We also think that we know what is good for us and we try to stay in control at all times. A big mantra at work when I was in radio was “get ahead, stay ahead” in reference to workload but also to climbing the corporate ladder. The overriding theme is “This will make you happy.”
And that is what the central character of our gospel parable buys into today. He has an excess at the harvest. He has more than enough. So instead of sharing that harvest with his neighbors, he tears down the entire storage facility and builds bigger ones and then he will be set for a long time.
Sounds silly and it is. But we wouldn’t say that about someone who puts 8 million in the bank, would we?
Perhaps we should ask what he’s saving for–and does he or she really need to save that much? Aren’t there things that they can do right NOW with that excess cash?
Ecclesiastes, the great scripture scholar Lawrence Boadt, CSP, who died this week, has a theme that we might all do well to heed:
Simply put, we should “enjoy what God gives us now and use it the best we can….In the end Ecclesiastes message is one with that of Job–-trust and surrender to God’s loving care even if you cannot know where it will lead.”
In other words, you do not know better than God and do not know what God’s plan for us is. Therefore stop worrying about things and take things as they come. For tomorrow, we may perish.
The worry of not having enough, or most importantly of God not being enough is central to our readings today.

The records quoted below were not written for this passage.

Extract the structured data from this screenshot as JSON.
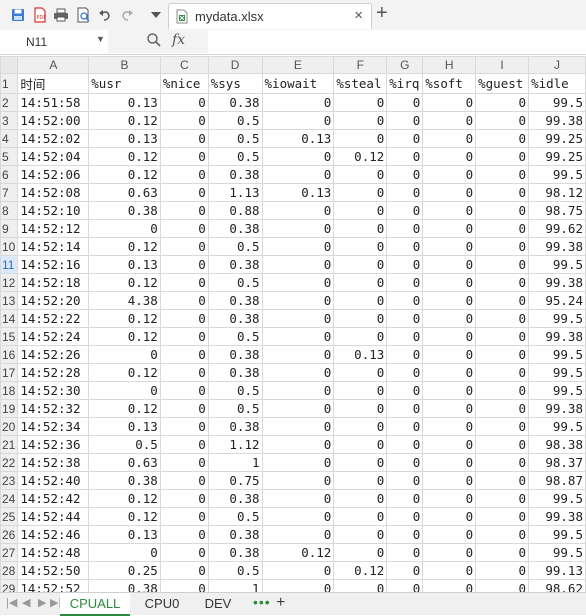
{
  "toolbar": {
    "icons": [
      "save-icon",
      "export-pdf-icon",
      "print-icon",
      "print-preview-icon",
      "undo-icon",
      "redo-icon",
      "customize-toolbar-icon"
    ],
    "file_tab": {
      "name": "mydata.xlsx",
      "close": "×"
    },
    "new_tab": "+"
  },
  "formula_bar": {
    "cell_ref": "N11",
    "fx": "fx",
    "value": ""
  },
  "grid": {
    "col_letters": [
      "A",
      "B",
      "C",
      "D",
      "E",
      "F",
      "G",
      "H",
      "I",
      "J"
    ],
    "row_numbers": [
      "1",
      "2",
      "3",
      "4",
      "5",
      "6",
      "7",
      "8",
      "9",
      "10",
      "11",
      "12",
      "13",
      "14",
      "15",
      "16",
      "17",
      "18",
      "19",
      "20",
      "21",
      "22",
      "23",
      "24",
      "25",
      "26",
      "27",
      "28",
      "29"
    ],
    "selected_row": 11,
    "header": [
      "时间",
      "%usr",
      "%nice",
      "%sys",
      "%iowait",
      "%steal",
      "%irq",
      "%soft",
      "%guest",
      "%idle"
    ],
    "rows": [
      [
        "14:51:58",
        "0.13",
        "0",
        "0.38",
        "0",
        "0",
        "0",
        "0",
        "0",
        "99.5"
      ],
      [
        "14:52:00",
        "0.12",
        "0",
        "0.5",
        "0",
        "0",
        "0",
        "0",
        "0",
        "99.38"
      ],
      [
        "14:52:02",
        "0.13",
        "0",
        "0.5",
        "0.13",
        "0",
        "0",
        "0",
        "0",
        "99.25"
      ],
      [
        "14:52:04",
        "0.12",
        "0",
        "0.5",
        "0",
        "0.12",
        "0",
        "0",
        "0",
        "99.25"
      ],
      [
        "14:52:06",
        "0.12",
        "0",
        "0.38",
        "0",
        "0",
        "0",
        "0",
        "0",
        "99.5"
      ],
      [
        "14:52:08",
        "0.63",
        "0",
        "1.13",
        "0.13",
        "0",
        "0",
        "0",
        "0",
        "98.12"
      ],
      [
        "14:52:10",
        "0.38",
        "0",
        "0.88",
        "0",
        "0",
        "0",
        "0",
        "0",
        "98.75"
      ],
      [
        "14:52:12",
        "0",
        "0",
        "0.38",
        "0",
        "0",
        "0",
        "0",
        "0",
        "99.62"
      ],
      [
        "14:52:14",
        "0.12",
        "0",
        "0.5",
        "0",
        "0",
        "0",
        "0",
        "0",
        "99.38"
      ],
      [
        "14:52:16",
        "0.13",
        "0",
        "0.38",
        "0",
        "0",
        "0",
        "0",
        "0",
        "99.5"
      ],
      [
        "14:52:18",
        "0.12",
        "0",
        "0.5",
        "0",
        "0",
        "0",
        "0",
        "0",
        "99.38"
      ],
      [
        "14:52:20",
        "4.38",
        "0",
        "0.38",
        "0",
        "0",
        "0",
        "0",
        "0",
        "95.24"
      ],
      [
        "14:52:22",
        "0.12",
        "0",
        "0.38",
        "0",
        "0",
        "0",
        "0",
        "0",
        "99.5"
      ],
      [
        "14:52:24",
        "0.12",
        "0",
        "0.5",
        "0",
        "0",
        "0",
        "0",
        "0",
        "99.38"
      ],
      [
        "14:52:26",
        "0",
        "0",
        "0.38",
        "0",
        "0.13",
        "0",
        "0",
        "0",
        "99.5"
      ],
      [
        "14:52:28",
        "0.12",
        "0",
        "0.38",
        "0",
        "0",
        "0",
        "0",
        "0",
        "99.5"
      ],
      [
        "14:52:30",
        "0",
        "0",
        "0.5",
        "0",
        "0",
        "0",
        "0",
        "0",
        "99.5"
      ],
      [
        "14:52:32",
        "0.12",
        "0",
        "0.5",
        "0",
        "0",
        "0",
        "0",
        "0",
        "99.38"
      ],
      [
        "14:52:34",
        "0.13",
        "0",
        "0.38",
        "0",
        "0",
        "0",
        "0",
        "0",
        "99.5"
      ],
      [
        "14:52:36",
        "0.5",
        "0",
        "1.12",
        "0",
        "0",
        "0",
        "0",
        "0",
        "98.38"
      ],
      [
        "14:52:38",
        "0.63",
        "0",
        "1",
        "0",
        "0",
        "0",
        "0",
        "0",
        "98.37"
      ],
      [
        "14:52:40",
        "0.38",
        "0",
        "0.75",
        "0",
        "0",
        "0",
        "0",
        "0",
        "98.87"
      ],
      [
        "14:52:42",
        "0.12",
        "0",
        "0.38",
        "0",
        "0",
        "0",
        "0",
        "0",
        "99.5"
      ],
      [
        "14:52:44",
        "0.12",
        "0",
        "0.5",
        "0",
        "0",
        "0",
        "0",
        "0",
        "99.38"
      ],
      [
        "14:52:46",
        "0.13",
        "0",
        "0.38",
        "0",
        "0",
        "0",
        "0",
        "0",
        "99.5"
      ],
      [
        "14:52:48",
        "0",
        "0",
        "0.38",
        "0.12",
        "0",
        "0",
        "0",
        "0",
        "99.5"
      ],
      [
        "14:52:50",
        "0.25",
        "0",
        "0.5",
        "0",
        "0.12",
        "0",
        "0",
        "0",
        "99.13"
      ],
      [
        "14:52:52",
        "0.38",
        "0",
        "1",
        "0",
        "0",
        "0",
        "0",
        "0",
        "98.62"
      ]
    ]
  },
  "sheets": {
    "tabs": [
      "CPUALL",
      "CPU0",
      "DEV"
    ],
    "active": "CPUALL",
    "more": "•••",
    "add": "+"
  }
}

Do we have enough money, food, shelter, enjoyment, sex? Can’t everything be just a wee bit better?
And there it is: vanity.
God can’t really be all that I really need? Don’t I need more than that?
Israel would value the name of God so much they wouldn’t say God’s name out loud. They’d simply breathe in (yaaaaaaaaa) and out (wuuuuuuuaaaaah)
and would say that Yahweh was even closer to us than to our own breath.
And what more could we need than that–for it gives us life.
But there is a far deeper question to ask ourselves…
Are we enough? Or are we too vain to bother?
Can we give all that we are and all that we have for others in need? Can we ransom our lives for many? Can we live our very lives not merely for ourselves but instead for those who are in need and for those who call us into their lives to be companions?
This week our Catholic Charities Volunteers in Buffalo begin to pack up their barns with the little that they have. They have spent their final week giving themselves away, if you will, to the organizations and people that they serve. I’ve seen them make gifts and videos for one another–simple gifts from their heart–so that they might remember and remind themselves of their time spent together–a precious gift all its own.
But it is the closeness that they now have with one another in community–a community that they have built that is difficult to now leave–that goes far beyond our own usual vanities. For these 8 people have seen each other that the best and worst. Women have been sans makeup and men were able to drop macho bravado for tenderness. They have cared not only for one another, but rather in the care that they are able to give each other, they empower each other to give to the world.
They give themselves away for others. They’ve done it for a year and now they cannot help but to continue to do that. They know that “One’s life does not consist of possessions.”
And that indeed makes them all richer than they ever imagined.
As am I, merely for knowing each one of them.